Comment by armcat

2 months ago

Super nice! I've been using Kokoro locally, which is 82M parameters and runs (and sounds) amazing! https://huggingface.co/hexgrad/Kokoro-82M

3 comments

armcat

machiaweliczny 2 months ago

BTW does anyone know of good assistant voice stack that's Open Source? I used https://github.com/ricky0123/vad for voice activation -> works good, then just using Web Speech API as that's the fastest and then commercial TTS for speed as couldn't find good one.
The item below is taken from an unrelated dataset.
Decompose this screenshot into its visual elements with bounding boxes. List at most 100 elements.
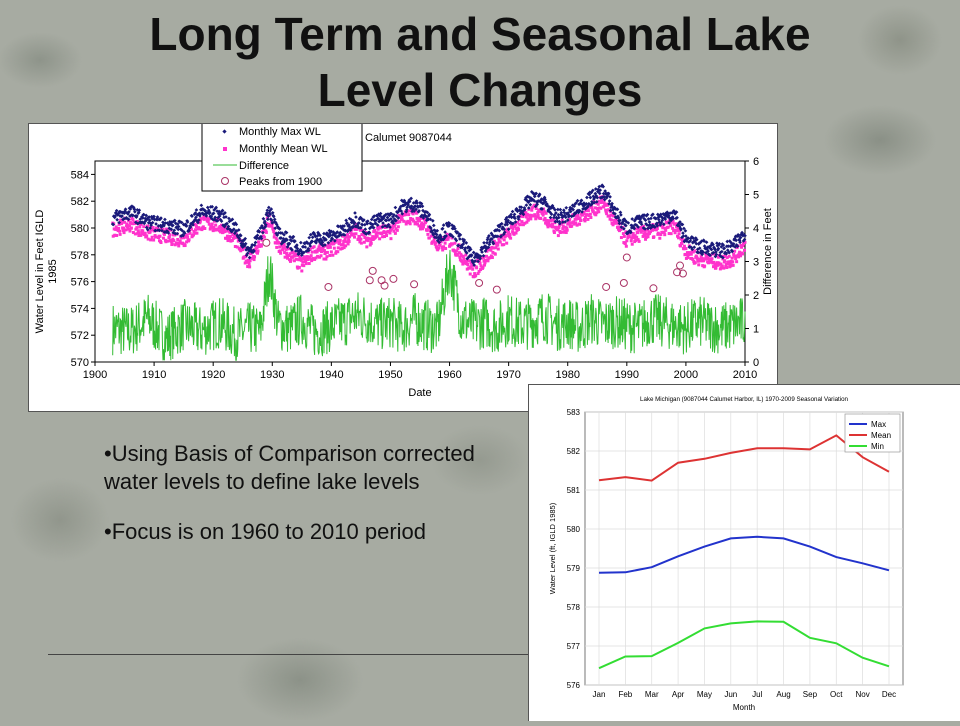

machiaweliczny 2 months ago

I tried Kokoro-JS that I think runs in browser and it was too way too slow with latency also not supporting language I wanted

armcat 1 month ago

I have a 5070 in my rig. What I'm running is Kokoro in a Python/FastAPI backend - I also use local quantized models (I swap between ministral-3 and Qwen3) as "the brains" (offload to GPT-5.2 inc. web search for "complex" tasks or those requiring the web). In the backend I use Kokoro and generate wav bytes that I send to the frontend. The frontend is just a simple HTML page with a textbox and a button, invoking a `fetch()`. I type, and it responds back in audio. The round-trip time is <1 second for me, unless it needs to call OpenAI API for "complex" tasks. I am yet to integrate STT as well and then the cycle is complete. That's the stack, and not slow at all, but it depends on your HW.